相良優矢の場合
「お兄ちゃんばかりずるい!
私も連れてって!」
「別にずるくないだろ!
俺は高校生で、同じ高校生の小菅の送別会に参加するだけだ。
お兄ちゃんは別に麗美(れみ)のパーティーに参加したいなんて言ったことないだろ。」
妹の麗美の気持ちもわかる。
榎田先輩や一橋先輩が主催するパーティーのご馳走を食べたいと思うのは食べ盛りの小学5年生なら当然か…。

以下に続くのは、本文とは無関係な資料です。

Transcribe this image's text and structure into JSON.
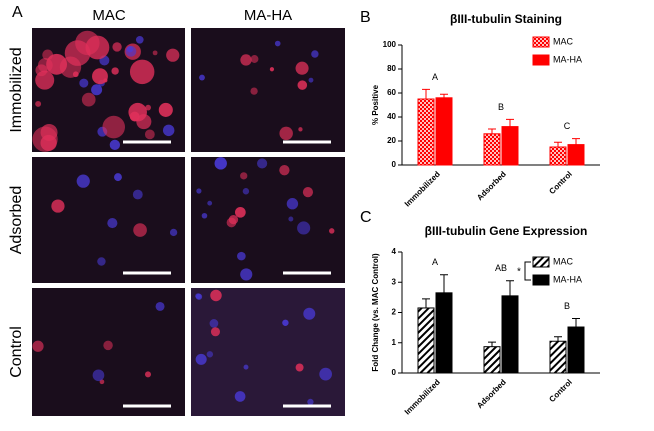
{
  "panel_labels": [
    "A",
    "B",
    "C"
  ],
  "image_grid": {
    "columns": [
      "MAC",
      "MA-HA"
    ],
    "rows": [
      "Immobilized",
      "Adsorbed",
      "Control"
    ]
  },
  "chart_data": [
    {
      "type": "bar",
      "title": "βIII-tubulin Staining",
      "y_label": "% Positive",
      "categories": [
        "Immobilized",
        "Adsorbed",
        "Control"
      ],
      "annotations": [
        "A",
        "B",
        "C"
      ],
      "series": [
        {
          "name": "MAC",
          "color": "#ff0000",
          "pattern": "checker",
          "values": [
            55,
            26,
            15
          ],
          "errors": [
            8,
            4,
            4
          ]
        },
        {
          "name": "MA-HA",
          "color": "#ff0000",
          "pattern": "solid",
          "values": [
            56,
            32,
            17
          ],
          "errors": [
            3,
            6,
            5
          ]
        }
      ],
      "ylim": [
        0,
        100
      ],
      "yticks": [
        0,
        20,
        40,
        60,
        80,
        100
      ],
      "legend": "top-right"
    },
    {
      "type": "bar",
      "title": "βIII-tubulin Gene Expression",
      "y_label": "Fold Change (vs. MAC Control)",
      "categories": [
        "Immobilized",
        "Adsorbed",
        "Control"
      ],
      "annotations": [
        "A",
        "AB",
        "B"
      ],
      "legend_marker": "*",
      "series": [
        {
          "name": "MAC",
          "color": "#000000",
          "pattern": "hatch",
          "values": [
            2.15,
            0.87,
            1.05
          ],
          "errors": [
            0.3,
            0.15,
            0.15
          ]
        },
        {
          "name": "MA-HA",
          "color": "#000000",
          "pattern": "solid",
          "values": [
            2.65,
            2.55,
            1.52
          ],
          "errors": [
            0.6,
            0.5,
            0.28
          ]
        }
      ],
      "ylim": [
        0,
        4
      ],
      "yticks": [
        0,
        1,
        2,
        3,
        4
      ],
      "legend": "top-right"
    }
  ]
}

「小菅さんは恵里菜お姉ちゃんと同じくらい、私にとっても大切な人なの!
だから私も行く権利があるの!
お兄ちゃんが一年の一学期にはよく家にも来てくれたのに!
連れてってくれないなら、昔お兄ちゃんが和美さん(キョクメン突破!参照)にやったことを恵里菜お姉ちゃんに…。」
「わかった!連れてく、連れてくからー!」
全く!いくら幼なじみとはいえ、恵里菜に和美との昔話は地雷過ぎる!
あ~、麗美の奴、いつの間にそんな大人の知恵を…。五年生のクセに…。
「わ~い、お兄ちゃん大好き!
これで高校生の彼氏…じゃない…ご馳走ゲットよ!」
「草太は和美さんに預けといて、ちゃんとご馳走をお持ち帰りするから大丈夫だよ!」
「お前、最近母さんに似てきたな…。」
南部彩の場合
電話は極力しない様にしていた。
際限なく話してしまうし、切ったあとの一人部屋に残された寂しさ耐えられないから。
しかし、「送別会」を口実にすぐに蒼磨さまに連絡した。
「うん、そっか。榎田くんの別荘を使用するんだね。
でも他に何か協力出来ることがあったら、何でも言ってくれ。
サッカー部の人達は僕と彩くんにとって大切な恩人だからね。」
「はい、私を含め、サッカー部の皆様は蒼磨さまの裕福な所だけを見ていません!
会場に来ていただけるだけで…。」
「わかってるよ、彩くん。
僕は君に会えるだけで幸せさ…。」
「そ、蒼磨さま…。自分にはもったいないお言葉を…。」
新入部員の場合
「まどか、ホントに行くの?
無茶しちゃ駄目よ!」
「さやか、明日行かなきゃ、いつ行くの!
私の存在を知らずに、先輩がドイツに発つなんて、私は一生後悔するわ!
もう病気は大丈夫だから…。
普通に学校の授業も受けれてる…。
サッカーを再開出来るにはまだ時間かかるけど…。」
「ごめんね、まどか。
私、貴女の辛さをわかってやれずに…。」
「同じ双子でも、運動音痴のさやかがサッカー辞めないだけでも…気持ちは伝わってるわ…。」